Libya militia clashes kill 16: Health Ministry
A convoy of cars transporting the Libyan Army's chief of staff arrives at a neighborhood in the capital Tripoli, bearing damage caused by recent fighting between armed groups. (AFP Photo)


Sixteen people, including civilians, were killed in clashes among rival armed groups in the Libyan capital Tripoli, the Health Ministry said Saturday, following the latest politically driven violence to hit the Libyan capital.

The fighting began on Thursday night and extended into Friday afternoon. On Saturday, violence erupted in Libya's third city Misrata, prompting the U.S. Embassy to warn of the risk of a wider flare-up.

Misrata is the hometown of both of the rival prime ministers who are vying for control of what remains of a central government.

The clashes pitted a militia loyal to the unity government of Prime Minister Abdul Hamid Dbeibah against another loyal to his rival Fathi Bashagha, named in February by a parliament based in the country's east, Libyan media reported.

U.S. Ambassador Richard Norland called on all political actors and their supporters among armed groups to stand down to avoid escalation.

"Today's clashes in Misrata demonstrate the dangerous prospect that the recent violence will escalate," he warned in a tweet.

"Armed efforts either to test or to defend the political status quo risk bringing Libya back to an era its citizens thought had been left behind."

The Tripoli clashes were between two armed groups with major clout in the west of the war-torn country: the Al-Radaa force and the Tripoli Revolutionaries Brigade.

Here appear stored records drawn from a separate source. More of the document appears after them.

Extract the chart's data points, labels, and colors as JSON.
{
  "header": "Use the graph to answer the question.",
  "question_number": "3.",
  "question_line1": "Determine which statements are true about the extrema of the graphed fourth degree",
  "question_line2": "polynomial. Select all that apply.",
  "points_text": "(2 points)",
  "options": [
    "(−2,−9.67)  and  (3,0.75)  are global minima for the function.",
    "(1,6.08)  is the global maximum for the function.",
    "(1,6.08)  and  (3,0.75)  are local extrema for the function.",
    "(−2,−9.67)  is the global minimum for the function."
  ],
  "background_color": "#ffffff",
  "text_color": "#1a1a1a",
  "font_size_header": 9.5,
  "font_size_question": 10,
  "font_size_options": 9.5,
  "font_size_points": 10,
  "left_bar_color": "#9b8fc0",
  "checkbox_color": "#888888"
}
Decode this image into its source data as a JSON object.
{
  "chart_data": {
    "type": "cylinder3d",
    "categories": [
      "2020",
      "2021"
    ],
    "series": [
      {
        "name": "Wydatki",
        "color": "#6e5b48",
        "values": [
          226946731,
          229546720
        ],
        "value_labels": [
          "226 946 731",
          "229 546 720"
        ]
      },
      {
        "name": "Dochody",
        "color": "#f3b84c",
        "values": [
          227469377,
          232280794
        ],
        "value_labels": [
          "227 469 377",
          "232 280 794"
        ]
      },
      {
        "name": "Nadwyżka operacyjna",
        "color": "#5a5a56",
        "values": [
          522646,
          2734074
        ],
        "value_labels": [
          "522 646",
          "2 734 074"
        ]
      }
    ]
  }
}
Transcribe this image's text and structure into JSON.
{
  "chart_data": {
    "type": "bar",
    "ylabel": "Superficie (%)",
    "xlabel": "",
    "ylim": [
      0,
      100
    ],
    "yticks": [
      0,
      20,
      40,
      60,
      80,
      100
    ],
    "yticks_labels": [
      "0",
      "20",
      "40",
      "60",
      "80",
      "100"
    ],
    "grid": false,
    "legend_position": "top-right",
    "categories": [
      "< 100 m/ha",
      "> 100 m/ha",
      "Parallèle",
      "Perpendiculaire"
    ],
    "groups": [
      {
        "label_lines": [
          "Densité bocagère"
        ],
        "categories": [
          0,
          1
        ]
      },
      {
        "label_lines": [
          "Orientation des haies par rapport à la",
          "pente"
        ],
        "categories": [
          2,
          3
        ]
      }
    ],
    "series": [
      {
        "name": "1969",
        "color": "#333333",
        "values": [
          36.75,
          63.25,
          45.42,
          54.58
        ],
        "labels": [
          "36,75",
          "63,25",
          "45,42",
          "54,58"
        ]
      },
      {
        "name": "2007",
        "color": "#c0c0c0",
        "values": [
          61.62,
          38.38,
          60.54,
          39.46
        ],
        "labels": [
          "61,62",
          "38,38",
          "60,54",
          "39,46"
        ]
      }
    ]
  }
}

Several sources said one group's detention of a fighter belonging to the other had sparked the fighting, which extended to several districts of the capital.

On Friday, another group called the 444 Brigade intervened to mediate a truce, deploying its own forces in a buffer zone before they too came under heavy fire, an Agence France-Presse (AFP) photographer reported.

U.N. Special Adviser Stephanie Williams said she was "outraged" about the violence and called for civilians’ protection.

"The indiscriminate use of weapons in a heavily populated, urban area without safeguarding civilians is a grave violation of international humanitarian law and a sanctionable offence. This fighting must stop!" she added on Twitter.

Calm was prevailing Saturday across Tripoli after the fighting ceased Friday night, witnesses said.

Libya has been gripped by insecurity since a NATO-backed uprising toppled and killed dictator Moammar Gadhafi in 2011, leaving a power vacuum armed groups have been wrangling for years to fill.

Tensions have been rising for months in Libya as the rival prime ministers face off, raising fears of renewed conflict two years after a landmark truce ended a ruinous attempt by eastern putschist Gen. Khalifa Haftar to seize Tripoli by force.

The dead were the first civilian casualties of fighting in Tripoli since the 2020 truce.

Both groups involved in the Tripoli fighting are nominally loyal to Dbeibah's Government of National Unity, appointed last year as part of a United Nations-backed peace process.

Dbeibah has refused to cede power to Bashagha, named prime minister after he made a pact with Haftar.

Meanwhile, Williams has been in Turkey on Thursday to attend a meeting hosted by Ankara which included senior representatives from Egypt, France, Germany, Italy, the United Kingdom and the United States. Williams briefed the countries regarding the latest developments in the country.